Sunday, December 8, 2013

Angry White Men

The number of angry white men in America is on the decline, just as talk radio, that panders to and inspires them, is also aging and declining. Yet their continued presence tells us a lot about change in America and the divides that separate race, gender and class.

Perhaps it all started back in 1969 when Richard Nixon tried to obscure the difference between working class and affluent voters, particularly men, by portraying them all as a part of a silent majority. He portrayed them as both heroes and victims of the tumultuousness of the period. Reagan continued with similar themes to capture what came to be called “Reagan Democrats.”

All of this was before and really a precursor to the profound impacts of feminism, civil rights, gay rights, globalization, growing income disparity, more women in the workplace, the loss of manufacturing, Sex in the City, outsourcing, the technological revolution, the US attacked on 9/11, the great recession, legalized marijuana, same sex marriage and the election of a black President.

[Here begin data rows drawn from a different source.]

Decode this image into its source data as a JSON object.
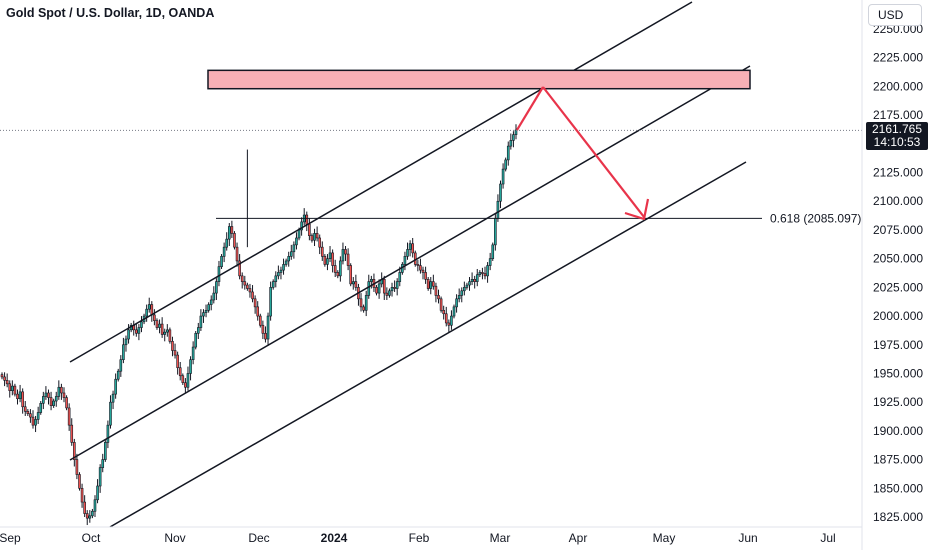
{
  "header": {
    "title": "Gold Spot / U.S. Dollar, 1D, OANDA"
  },
  "currency_button": {
    "label": "USD"
  },
  "last_price": {
    "value": "2161.765",
    "countdown": "14:10:53"
  },
  "fib_level": {
    "label": "0.618 (2085.097)"
  },
  "colors": {
    "up": "#26a69a",
    "down": "#ef5350",
    "wick": "#131722",
    "zone_fill": "#f7b0b6",
    "arrow": "#e8344a"
  },
  "chart_data": {
    "type": "candlestick",
    "title": "Gold Spot / U.S. Dollar, 1D, OANDA",
    "y_ticks": [
      "2250.000",
      "2225.000",
      "2200.000",
      "2175.000",
      "2150.000",
      "2125.000",
      "2100.000",
      "2075.000",
      "2050.000",
      "2025.000",
      "2000.000",
      "1975.000",
      "1950.000",
      "1925.000",
      "1900.000",
      "1875.000",
      "1850.000",
      "1825.000"
    ],
    "x_ticks": [
      "Sep",
      "Oct",
      "Nov",
      "Dec",
      "2024",
      "Feb",
      "Mar",
      "Apr",
      "May",
      "Jun",
      "Jul"
    ],
    "ylim": [
      1815,
      2262
    ],
    "last_price": 2161.765,
    "horizontal_level": {
      "label": "0.618 (2085.097)",
      "value": 2085.097
    },
    "resistance_zone": {
      "from": 2198,
      "to": 2214
    },
    "series_close": [
      1947,
      1944,
      1941,
      1935,
      1939,
      1932,
      1928,
      1934,
      1921,
      1917,
      1915,
      1912,
      1905,
      1910,
      1916,
      1924,
      1930,
      1933,
      1929,
      1922,
      1926,
      1930,
      1938,
      1933,
      1929,
      1920,
      1905,
      1890,
      1875,
      1862,
      1850,
      1838,
      1828,
      1824,
      1826,
      1830,
      1840,
      1852,
      1868,
      1875,
      1890,
      1905,
      1925,
      1932,
      1945,
      1952,
      1962,
      1975,
      1980,
      1988,
      1992,
      1988,
      1985,
      1990,
      1995,
      2000,
      2006,
      2010,
      2001,
      1996,
      1990,
      1993,
      1984,
      1986,
      1988,
      1978,
      1970,
      1966,
      1955,
      1948,
      1942,
      1938,
      1950,
      1962,
      1973,
      1985,
      1990,
      2000,
      2003,
      2005,
      2010,
      2014,
      2020,
      2030,
      2043,
      2052,
      2060,
      2067,
      2078,
      2072,
      2060,
      2048,
      2035,
      2030,
      2027,
      2024,
      2021,
      2015,
      2008,
      2000,
      1992,
      1985,
      1980,
      2000,
      2025,
      2030,
      2035,
      2038,
      2040,
      2045,
      2048,
      2052,
      2056,
      2062,
      2068,
      2075,
      2082,
      2088,
      2080,
      2070,
      2066,
      2072,
      2068,
      2060,
      2052,
      2045,
      2050,
      2055,
      2044,
      2038,
      2035,
      2048,
      2058,
      2054,
      2044,
      2028,
      2030,
      2025,
      2015,
      2008,
      2005,
      2018,
      2030,
      2032,
      2025,
      2020,
      2028,
      2032,
      2020,
      2018,
      2022,
      2025,
      2024,
      2030,
      2038,
      2045,
      2052,
      2058,
      2063,
      2055,
      2045,
      2044,
      2040,
      2038,
      2032,
      2024,
      2030,
      2026,
      2018,
      2015,
      2005,
      2002,
      1994,
      1992,
      2000,
      2008,
      2015,
      2018,
      2022,
      2025,
      2027,
      2030,
      2032,
      2030,
      2036,
      2038,
      2037,
      2035,
      2044,
      2050,
      2062,
      2085,
      2100,
      2115,
      2128,
      2136,
      2148,
      2153,
      2158,
      2162
    ]
  }
}
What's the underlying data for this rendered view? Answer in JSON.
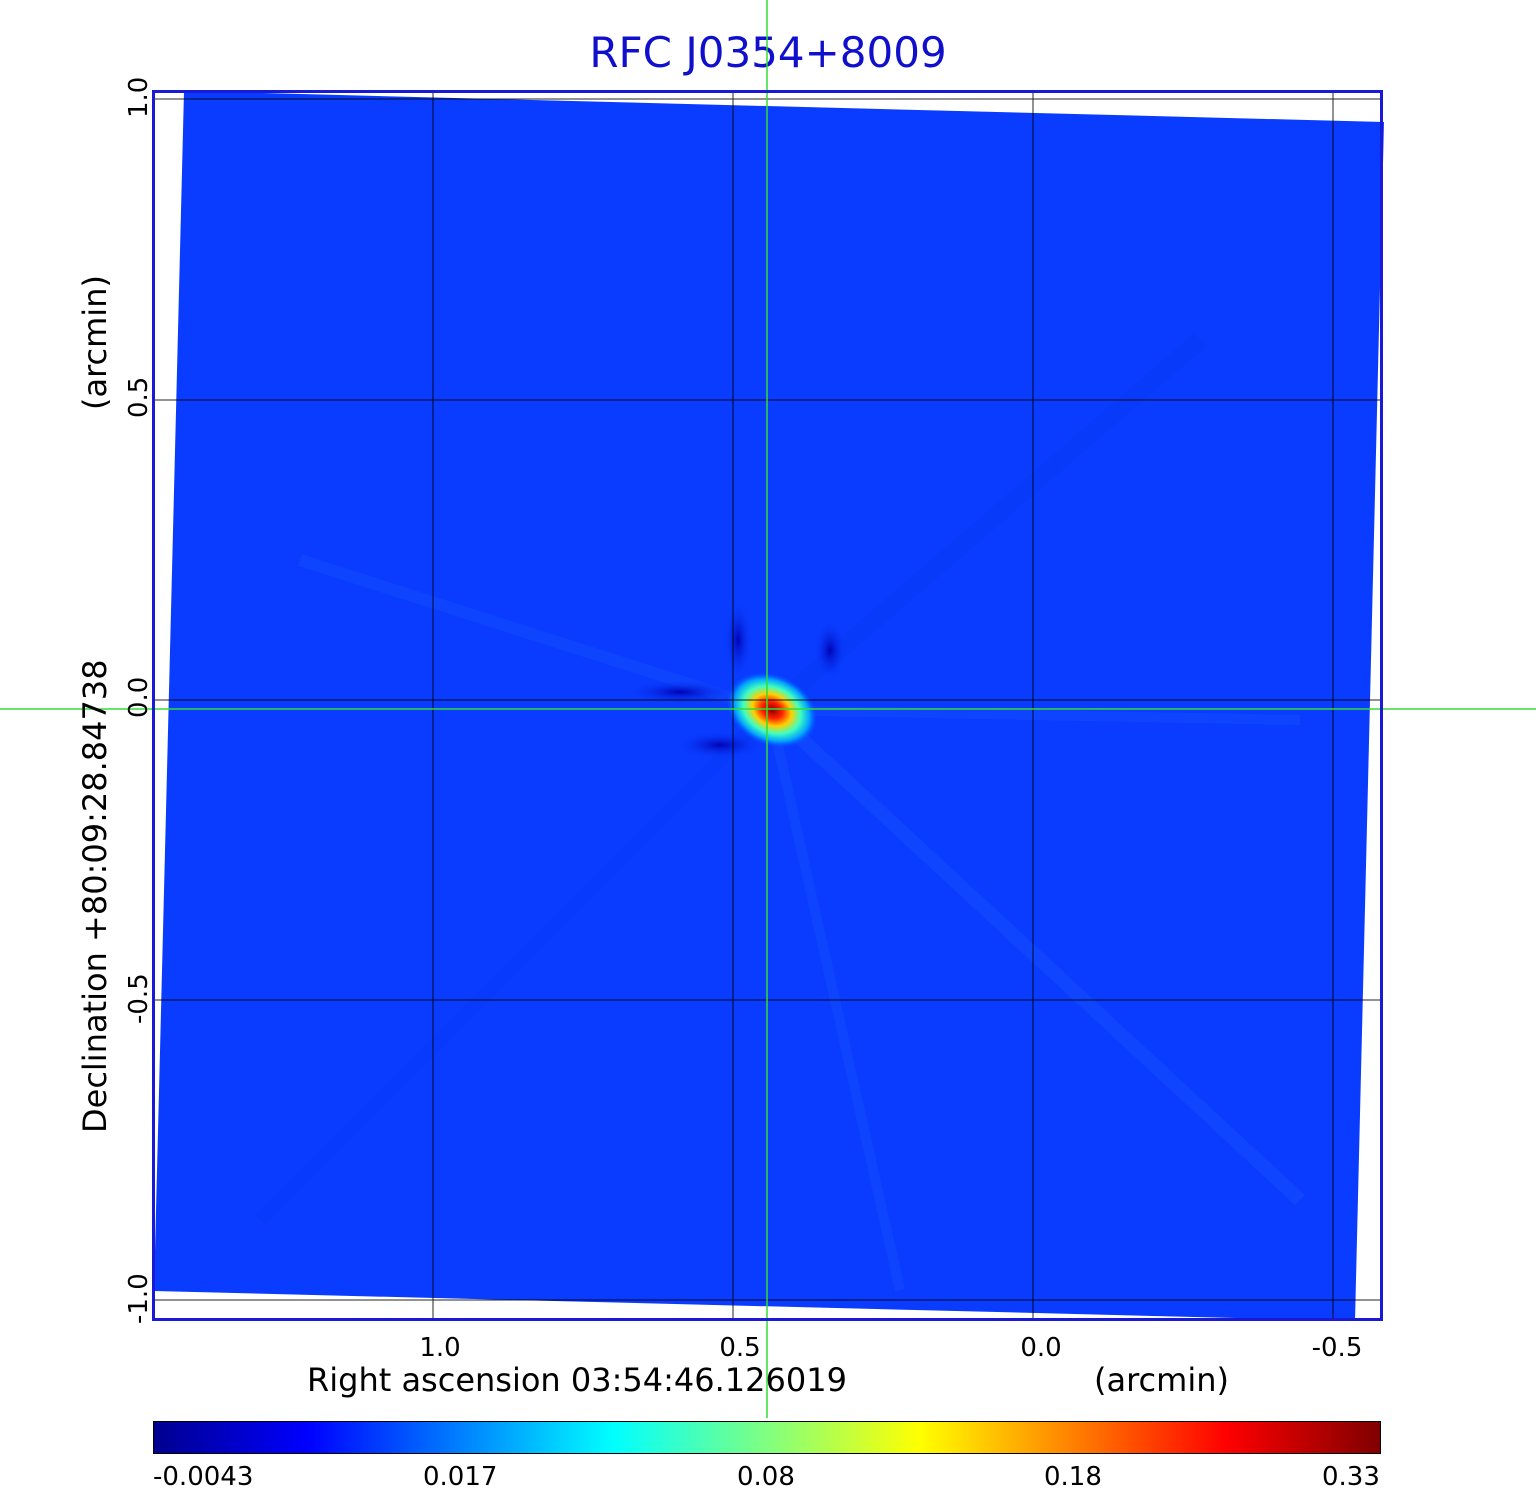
{
  "title": "RFC J0354+8009",
  "x_axis": {
    "label": "Right ascension  03:54:46.126019",
    "units": "(arcmin)",
    "ticks": [
      "1.0",
      "0.5",
      "0.0",
      "-0.5"
    ]
  },
  "y_axis": {
    "label": "Declination  +80:09:28.84738",
    "units": "(arcmin)",
    "ticks": [
      "1.0",
      "0.5",
      "0.0",
      "-0.5",
      "-1.0"
    ]
  },
  "colorbar": {
    "ticks": [
      "-0.0043",
      "0.017",
      "0.08",
      "0.18",
      "0.33"
    ],
    "colormap": [
      "#00008f",
      "#0000ff",
      "#0080ff",
      "#00ffff",
      "#80ff80",
      "#ffff00",
      "#ff8000",
      "#ff0000",
      "#800000"
    ]
  },
  "colors": {
    "background_field": "#0a3cff",
    "crosshair": "#33dd33",
    "frame": "#1a1ad6",
    "title": "#1010cc"
  }
}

It’s enough to disorient anyone. But most notably its greatest impact was on those most threatened; the standard bearers of the old status quo, white men. Men who had stood on the wall trying to defend an old way of life, a cultural paradigm that was crumbling beneath their feet. Stony Brook University Professor Michael Kimmel examines this phenomenon in Angry White Men: American Masculinity at the End of an Era.